Department of Biology, Pennsylvania State University, University Park, PA, United States; Current affiliation: Department of Animal Biology, University of Illinois at Urbana-Champaign, Urbana, IL, United States.
PeerJ. 2016 Aug 23;4:e2366. doi: 10.7717/peerj.2366. eCollection 2016.
Vestimentiferan tubeworms are some of the most recognizable fauna found at deep-sea cold seeps, isolated environments where hydrocarbon rich fluids fuel biological communities. Several studies have investigated tubeworm population structure; however, much is still unknown about larval dispersal patterns at Gulf of Mexico (GoM) seeps. As such, researchers have applied microsatellite markers as a measure for documenting the transport of vestimentiferan individuals. In the present study, we investigate the utility of microsatellites to be cross-amplified within the escarpiid clade of seep vestimentiferans, by determining if loci originally developed for Escarpia spp. could be amplified in the GoM seep tubeworm, Seepiophila jonesi. Additionally, we determine if cross-amplified loci can reliably uncover the same signatures of high gene flow seen in a previous investigation of S. jonesi.
Seventy-seven S. jonesi individuals were collected from eight seep sites across the upper Louisiana slope (<1,000 m) in the GoM. Forty-eight microsatellite loci that were originally developed for Escarpia laminata (18 loci) and Escarpia southwardae (30 loci) were tested to determine if they were homologous and polymorphic in S. jonesi.

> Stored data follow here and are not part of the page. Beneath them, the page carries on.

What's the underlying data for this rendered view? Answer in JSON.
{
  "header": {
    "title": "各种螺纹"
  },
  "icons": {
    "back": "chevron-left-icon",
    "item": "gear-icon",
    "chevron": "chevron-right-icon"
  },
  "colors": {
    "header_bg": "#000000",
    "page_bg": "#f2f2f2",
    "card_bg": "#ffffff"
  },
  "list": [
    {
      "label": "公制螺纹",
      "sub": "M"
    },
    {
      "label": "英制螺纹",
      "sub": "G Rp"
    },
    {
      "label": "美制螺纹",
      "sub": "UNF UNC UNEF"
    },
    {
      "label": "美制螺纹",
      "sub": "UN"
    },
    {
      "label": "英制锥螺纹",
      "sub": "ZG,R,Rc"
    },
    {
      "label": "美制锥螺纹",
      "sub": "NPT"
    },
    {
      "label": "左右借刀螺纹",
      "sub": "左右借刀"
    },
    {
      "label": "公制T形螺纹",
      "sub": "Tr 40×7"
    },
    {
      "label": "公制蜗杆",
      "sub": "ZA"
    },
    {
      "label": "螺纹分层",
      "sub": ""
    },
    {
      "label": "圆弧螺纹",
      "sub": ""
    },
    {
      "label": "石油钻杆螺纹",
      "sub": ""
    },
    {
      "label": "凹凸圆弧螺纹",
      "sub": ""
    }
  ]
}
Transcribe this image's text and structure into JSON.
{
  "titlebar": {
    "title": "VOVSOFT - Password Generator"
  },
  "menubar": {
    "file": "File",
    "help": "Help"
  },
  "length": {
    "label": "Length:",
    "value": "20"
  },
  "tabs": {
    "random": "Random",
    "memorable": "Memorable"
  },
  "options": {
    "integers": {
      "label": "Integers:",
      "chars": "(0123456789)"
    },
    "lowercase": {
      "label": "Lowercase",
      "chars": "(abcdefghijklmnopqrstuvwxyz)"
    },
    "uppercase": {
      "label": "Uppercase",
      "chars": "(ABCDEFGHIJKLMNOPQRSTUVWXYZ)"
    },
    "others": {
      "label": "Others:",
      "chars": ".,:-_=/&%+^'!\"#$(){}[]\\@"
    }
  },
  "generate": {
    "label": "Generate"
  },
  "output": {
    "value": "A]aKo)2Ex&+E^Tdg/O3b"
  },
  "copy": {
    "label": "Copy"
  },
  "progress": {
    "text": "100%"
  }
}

Loci found to be both polymorphic and of high quality were used to test for significant population structuring in S. jonesi.

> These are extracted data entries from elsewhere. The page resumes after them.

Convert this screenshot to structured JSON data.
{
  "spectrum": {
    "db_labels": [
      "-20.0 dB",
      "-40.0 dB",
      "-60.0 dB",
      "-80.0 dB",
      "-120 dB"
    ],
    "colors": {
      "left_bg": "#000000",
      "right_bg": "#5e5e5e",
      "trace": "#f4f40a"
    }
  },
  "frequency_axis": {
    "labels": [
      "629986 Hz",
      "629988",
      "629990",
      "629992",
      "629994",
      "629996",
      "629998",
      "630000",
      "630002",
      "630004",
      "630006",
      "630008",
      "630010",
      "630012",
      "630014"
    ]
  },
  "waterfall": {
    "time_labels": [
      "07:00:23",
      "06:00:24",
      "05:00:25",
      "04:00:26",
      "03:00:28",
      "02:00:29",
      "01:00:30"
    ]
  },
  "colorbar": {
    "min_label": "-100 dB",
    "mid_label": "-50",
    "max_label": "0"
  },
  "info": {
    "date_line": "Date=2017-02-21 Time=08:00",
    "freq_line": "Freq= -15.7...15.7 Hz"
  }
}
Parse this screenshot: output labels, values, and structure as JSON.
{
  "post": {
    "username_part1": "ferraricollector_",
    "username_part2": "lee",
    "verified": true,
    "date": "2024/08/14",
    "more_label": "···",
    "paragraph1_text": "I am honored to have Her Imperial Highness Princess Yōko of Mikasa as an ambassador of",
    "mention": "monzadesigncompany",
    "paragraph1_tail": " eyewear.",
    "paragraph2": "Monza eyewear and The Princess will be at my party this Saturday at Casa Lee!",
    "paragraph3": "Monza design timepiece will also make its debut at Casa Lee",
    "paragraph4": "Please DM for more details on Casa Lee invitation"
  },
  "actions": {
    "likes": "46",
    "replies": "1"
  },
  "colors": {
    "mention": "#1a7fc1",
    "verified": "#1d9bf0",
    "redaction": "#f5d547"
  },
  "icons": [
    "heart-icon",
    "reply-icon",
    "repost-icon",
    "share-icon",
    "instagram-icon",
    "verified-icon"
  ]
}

Microsatellite pre-screening identified 13 (27%) of the Escarpia loci were homologous and polymorphic in S. jonesi, revealing that microsatellites can be amplified within the escarpiid clade of vestimentiferans. Our findings uncovered low levels of heterozygosity and a lack of genetic differentiation amongst S. jonesi from various sites and regions, in line with previous investigations that employed species-specific polymorphic loci on S. jonesi individuals retrieved from both the same and different seep sites. The lack of genetic structure identified from these populations supports the presence of significant gene flow via larval dispersal in mixed oceanic currents.

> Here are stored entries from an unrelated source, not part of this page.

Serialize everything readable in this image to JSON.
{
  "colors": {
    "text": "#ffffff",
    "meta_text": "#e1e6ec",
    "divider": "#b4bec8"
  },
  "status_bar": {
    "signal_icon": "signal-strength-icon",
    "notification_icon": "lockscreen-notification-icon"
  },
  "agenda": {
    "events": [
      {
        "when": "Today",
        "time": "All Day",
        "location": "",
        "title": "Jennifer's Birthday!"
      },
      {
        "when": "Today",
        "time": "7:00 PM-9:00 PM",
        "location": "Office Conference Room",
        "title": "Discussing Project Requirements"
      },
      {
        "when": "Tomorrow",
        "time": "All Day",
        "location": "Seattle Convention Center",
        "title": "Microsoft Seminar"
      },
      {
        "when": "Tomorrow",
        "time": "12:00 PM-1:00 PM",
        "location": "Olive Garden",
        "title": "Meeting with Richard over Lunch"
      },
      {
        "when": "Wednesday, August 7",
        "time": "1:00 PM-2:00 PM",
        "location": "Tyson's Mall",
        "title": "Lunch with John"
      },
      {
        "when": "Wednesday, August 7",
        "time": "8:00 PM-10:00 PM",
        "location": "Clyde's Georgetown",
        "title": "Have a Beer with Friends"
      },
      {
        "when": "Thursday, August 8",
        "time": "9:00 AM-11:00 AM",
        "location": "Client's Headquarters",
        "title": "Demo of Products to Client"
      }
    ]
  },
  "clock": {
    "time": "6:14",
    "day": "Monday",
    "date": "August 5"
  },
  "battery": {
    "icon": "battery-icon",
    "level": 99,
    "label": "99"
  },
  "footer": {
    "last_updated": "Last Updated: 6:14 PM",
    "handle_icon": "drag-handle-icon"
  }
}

The ability to develop "universal" microsatellites reduces the costs associated with these analyses and allows researchers to track and investigate a wider array of taxa, which is particularly useful for organisms living at inaccessible locations such as the deep sea. Our study highlights that non-species specific microsatellites can be amplified across large evolutionary distances and still yield similar findings as species-specific loci. Further, these results show that S. jonesi collected from various localities in the GoM represents a single panmictic population, suggesting that dispersal of lecithotrophic larvae by deep sea currents is sufficient to homogenize populations. These data are consistent with the high levels of gene flow seen in Escarpia spp., which advocates that differences in microhabitats of seep localities lead to variation in biogeography of separate species.
巨型管虫是深海冷泉中最容易识别的动物之一,冷泉是富含碳氢化合物的流体为生物群落提供能量的孤立环境。多项研究调查了管虫的种群结构;然而,关于墨西哥湾(GoM)冷泉幼虫的扩散模式仍有许多未知之处。因此,研究人员应用微卫星标记来记录巨型管虫个体的迁移情况。在本研究中,我们通过确定最初为埃氏管虫属(Escarpia spp.)开发的基因座是否能在GoM冷泉管虫琼斯嗜泉虫(Seepiophila jonesi)中扩增,来研究微卫星在冷泉巨型管虫的埃氏管虫分支内交叉扩增的效用。此外,我们确定交叉扩增的基因座是否能可靠地揭示在先前对琼斯嗜泉虫的调查中看到的相同的高基因流特征。
从GoM路易斯安那州上坡(<1000米)的八个冷泉地点收集了77只琼斯嗜泉虫个体。测试了最初为薄片埃氏管虫(Escarpia laminata)(18个基因座)和南方埃氏管虫(Escarpia southwardae)(30个基因座)开发的48个微卫星基因座,以确定它们在琼斯嗜泉虫中是否同源且具有多态性。发现既具有多态性又质量高的基因座用于测试琼斯嗜泉虫中显著的种群结构。
微卫星预筛选确定13个(27%)埃氏管虫基因座在琼斯嗜泉虫中是同源且具有多态性的,这表明微卫星可以在巨型管虫的埃氏管虫分支内扩增。我们的研究结果揭示了低水平的杂合性以及来自不同地点和区域的琼斯嗜泉虫之间缺乏遗传分化,这与之前对从相同和不同冷泉地点采集的琼斯嗜泉虫个体使用物种特异性多态性基因座的调查结果一致。从这些种群中未发现遗传结构,这支持了在混合洋流中通过幼虫扩散存在显著基因流的观点。
开发“通用”微卫星的能力降低了这些分析的成本,并使研究人员能够追踪和研究更广泛的分类群,这对于生活在深海等难以到达地点的生物特别有用。我们的研究强调,非物种特异性微卫星可以在较大的进化距离上扩增,并且仍然能产生与物种特异性基因座相似的结果。此外,这些结果表明,从GoM不同地点采集的琼斯嗜泉虫代表一个单一的随机交配种群,这表明深海洋流对卵黄营养型幼虫的扩散足以使种群同质化。这些数据与在埃氏管虫属中看到的高水平基因流一致,这表明冷泉地点微生境的差异导致不同物种生物地理学的变化。